Le jour, les coiffures protectrices rangent les pointes et masquent la démarcation : vanilles, twists plats, chignons bas, bantu knots. Notre panorama des coiffures protectrices pour cheveux crépus précise les durées de port à ne pas dépasser. Deux règles suffisent : jamais plus de huit semaines d’affilée, et une installation souple aux tempes.

Ranger le fer et le sèche-cheveux

La chaleur défait le peu de ressort que la repousse a gagné. Pire, elle crée des boucles définitivement détendues qui imitent la partie défrisée et brouillent la lecture de votre vraie texture. Séchage à l’air libre, ou diffuseur à température tiède, le temps de la transition.

Bonnet en satin et taie d’oreiller en soie posés sur un lit dans une chambre en fin de journée

Les erreurs qui font capoter une transition

  • Multiplier les produits : cinq nouveautés par mois empêchent d’identifier ce qui fonctionne réellement sur votre fibre.
  • Confondre nutrition et hydratation : une chevelure couverte d’huile mais privée d’eau reste sèche et casse quand même.
  • Céder au lissage de dépannage avant un événement : une séance de fer annule plusieurs mois de discipline.
  • Comparer sa repousse à celle des réseaux sociaux : les textures diffèrent, les calendriers aussi.
  • Repousser indéfiniment la première coupe : plus la zone fragile s’allonge, plus la casse remonte haut.

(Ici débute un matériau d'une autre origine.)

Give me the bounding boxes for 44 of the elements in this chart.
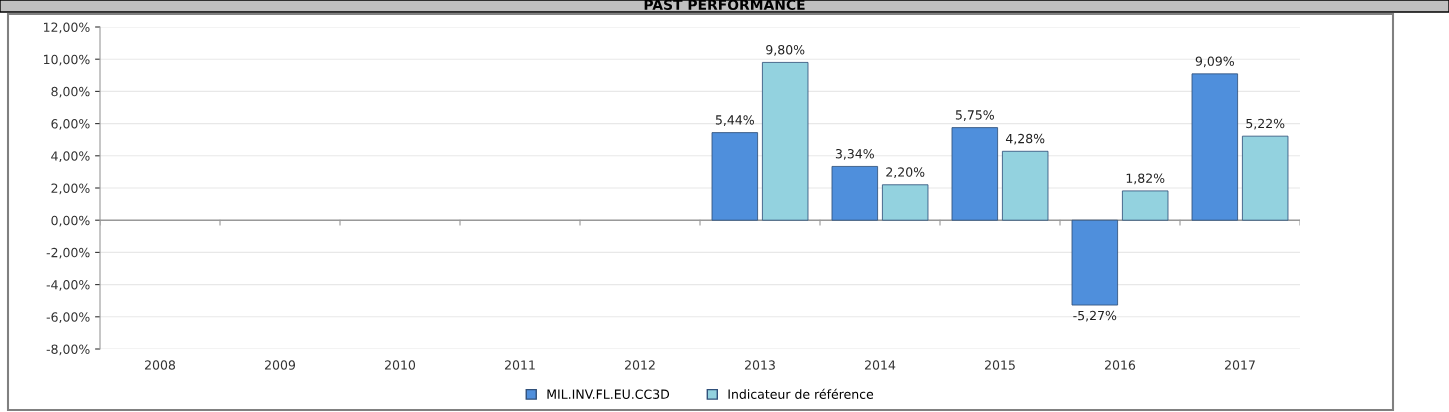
y-tick-label: 8,00% (51, 86, 90, 98)
bar (1071, 219, 1119, 306)
x-tick-label: 2011 (505, 360, 535, 370)
x-tick-label: 2012 (625, 360, 655, 370)
x-tick-label: 2014 (865, 360, 896, 370)
y-tick-label: -2,00% (46, 247, 90, 259)
data-label: -5,27% (1073, 310, 1117, 322)
bar (1191, 73, 1239, 221)
data-label: 5,22% (1246, 118, 1285, 130)
x-tick-label: 2009 (265, 360, 296, 370)
data-label: 5,75% (955, 110, 994, 121)
bar (761, 62, 809, 221)
x-tick-label: 2015 (985, 360, 1015, 370)
y-tick-label: 12,00% (43, 22, 90, 34)
bar (1001, 150, 1049, 221)
y-tick-label: -8,00% (46, 344, 90, 356)
y-tick-label: -4,00% (46, 280, 90, 291)
bar (1121, 190, 1169, 221)
y-tick-label: 0,00% (51, 215, 90, 227)
bar (831, 166, 879, 221)
bar (1241, 135, 1289, 221)
data-label: 3,34% (835, 148, 874, 160)
bar (881, 184, 929, 221)
legend-label: Indicateur de référence (728, 388, 874, 399)
y-tick-label: 6,00% (51, 119, 90, 130)
x-tick-label: 2016 (1105, 360, 1136, 370)
y-tick-label: -6,00% (46, 312, 90, 323)
bar (711, 132, 759, 221)
x-tick-label: 2008 (145, 360, 176, 370)
data-label: 1,82% (1126, 173, 1165, 185)
chart-title: PAST PERFORMANCE (644, 0, 805, 11)
bar (951, 127, 999, 221)
data-label: 9,80% (766, 44, 805, 56)
x-tick-label: 2010 (385, 360, 416, 370)
data-label: 4,28% (1005, 133, 1045, 145)
data-label: 2,20% (886, 167, 925, 179)
y-tick-label: 2,00% (51, 183, 90, 195)
legend-label: MIL.INV.FL.EU.CC3D (547, 389, 670, 399)
y-tick-label: 4,00% (51, 151, 90, 162)
x-tick-label: 2017 (1225, 360, 1255, 370)
y-tick-label: 10,00% (43, 54, 90, 66)
data-label: 5,44% (715, 115, 754, 126)
data-label: 9,09% (1195, 56, 1234, 68)
x-tick-label: 2013 (745, 360, 775, 370)
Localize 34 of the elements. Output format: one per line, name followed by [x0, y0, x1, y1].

Un dernier piège, plus discret : arrêter de mesurer. Une photo mensuelle de la même mèche, tenue à plat contre un mur, objective une progression que le miroir quotidien rend invisible.

Prochaine étape : fixez votre date de coupe

Repérez la longueur de repousse actuelle avec un mètre de couturière, divisez la longueur défrisée restante par huit millimètres par mois, puis posez trois rendez-vous de coupe espacés de dix semaines dans votre agenda. Ce calendrier écrit vaut mieux que toutes les résolutions : il transforme une attente floue en série d’étapes datées, et la première tombe déjà dans deux mois et demi.